Right now, New Zealand has a once-in-a-lifetime chance for transformative change.
Which is good, because transformation is urgently needed to deal with the tsunami-like impacts of climate change bearing down on us with mortal inevitability.
The bad news is that despite having the mandate, the majority, and no fears of not being re-elected next time no matter how badly they perform, Labour clearly has no interest in doing anything remotely transformative.
At time of writing, the Climate Change Commission's (CCC) report and recommendations as to how best to address and mitigate climate change in Aotearoa is still a week away from publication.
But I can predict two things about it with close to absolute certainty: it will wave some big sticks but then propose a regime that relies heavily on sector co-operation, not coercion; and it will have plenty of weasel-outs scattered through it to allow politics to triumph over the environment.
In short, it too will not be the driver for transformation that it should – nay, must – be.
Equally, I can predict Labour's initial response: that's all very interesting but we'll need time to work through it; and once we've taken all the vested interests' feedback on board, we'll do something middle-of-the-road that effectively dismisses reality.
In short, business-as-usual with a few extra regulations and brownie points.
Uh, Hello? You (Labour) have been in power for more than three years now. You were elected in large part on the promise of climate change being your "nuclear moment".
That's what turned out the vote enough to make a difference. That's the promise we're all still waiting for you to deliver on.
The fact you, as New Zealand's government, didn't turn up for last year's Climate Ambition summit – because you had nothing to say - underlines just how pathetic your actual record on this issue is, to date.
Why anyone should think that's about to alter is beyond me.
But it should be, because now there's no excuse. Labour could, if it wished, not only introduce measures immediately to meet what will doubtless be the CCC's politically-tempered recommendations, but go "beyond politics" and do something that actually makes a difference.
Like initiating a comprehensive programme of land-use reform. And/or building resilient self-sustaining regional communities.
Or steering a course for isolationism by nationalising the banks and the fossil-fuel industries would be another go-to, if they were really serious.
But even setting a short-term date to phase out fossil-fuelled vehicles and banning nitrogenous fertilisers would be a start.
You know, something that maybe gives some of us a chance to survive.
Because that's what it comes down to. We either shape up, now, or we're "beyond history" - there'll be no one left to write down the failures or pen the epitaph.
But taking any steps to embrace a "degrowth" economy is far too hard, apparently. Even with all the votes and public will for the world.
Instead, we'll go through an interminable period of consultation and hand-wringing, before finally, some time next year, they'll advance a regime that in all probability will allow farmers to continue to cop-out, and big emitters to continue to be able to rely on carbon offsets from overseas, and the rabid capitalist dogs of the Right to laugh up their stocks as they continue to "win" under a supposedly Left government.
When Jacinda Ardern's lot make these and other excuses for delay, ask them why.
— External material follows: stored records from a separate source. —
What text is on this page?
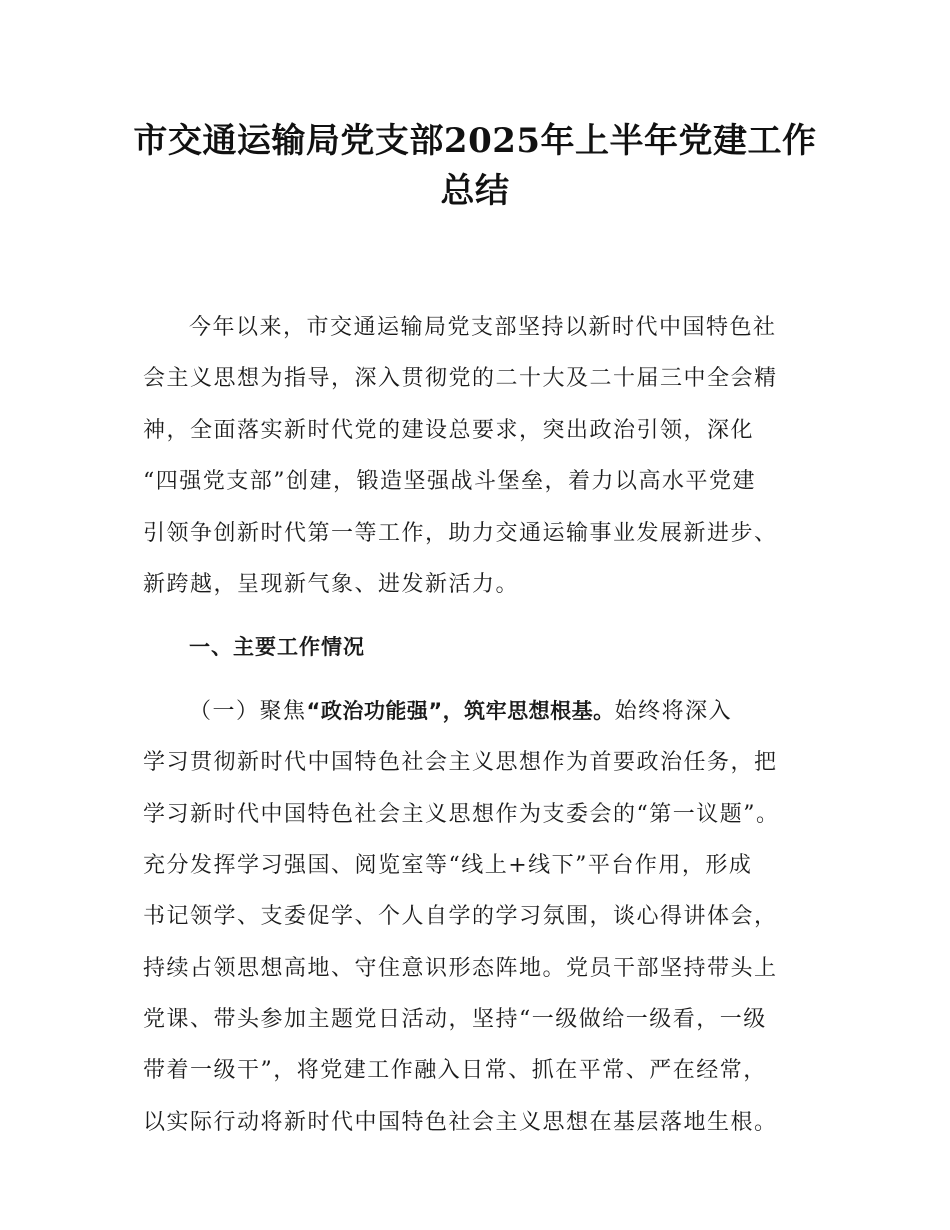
市交通运输局党支部2025年上半年党建工作
总结
今年以来，市交通运输局党支部坚持以新时代中国特色社
会主义思想为指导，深入贯彻党的二十大及二十届三中全会精
神，全面落实新时代党的建设总要求，突出政治引领，深化
“四强党支部”创建，锻造坚强战斗堡垒，着力以高水平党建
引领争创新时代第一等工作，助力交通运输事业发展新进步、
新跨越，呈现新气象、进发新活力。
一、主要工作情况
（一）聚焦“政治功能强”，筑牢思想根基。始终将深入
学习贯彻新时代中国特色社会主义思想作为首要政治任务，把
学习新时代中国特色社会主义思想作为支委会的“第一议题”。
充分发挥学习强国、阅览室等“线上+线下”平台作用，形成
书记领学、支委促学、个人自学的学习氛围，谈心得讲体会，
持续占领思想高地、守住意识形态阵地。党员干部坚持带头上
党课、带头参加主题党日活动，坚持“一级做给一级看，一级
带着一级干”，将党建工作融入日常、抓在平常、严在经常，
以实际行动将新时代中国特色社会主义思想在基层落地生根。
They knew the CCC's report was coming; they passed the legislation that frames it, so they know roughly what it will say; surely three years is enough time to work out what their response will be?.
Bottom line, they know there's no time to waste, but they're going to waste time anyway.
Which should tell you all you need to know.
The commission's report is a siren that is about to sound. And as folk used to say back in the Cold War days, when you hear the siren, bend over and kiss your rear goodbye.
And if you can't do that, don't worry: Labour will kiss it for you.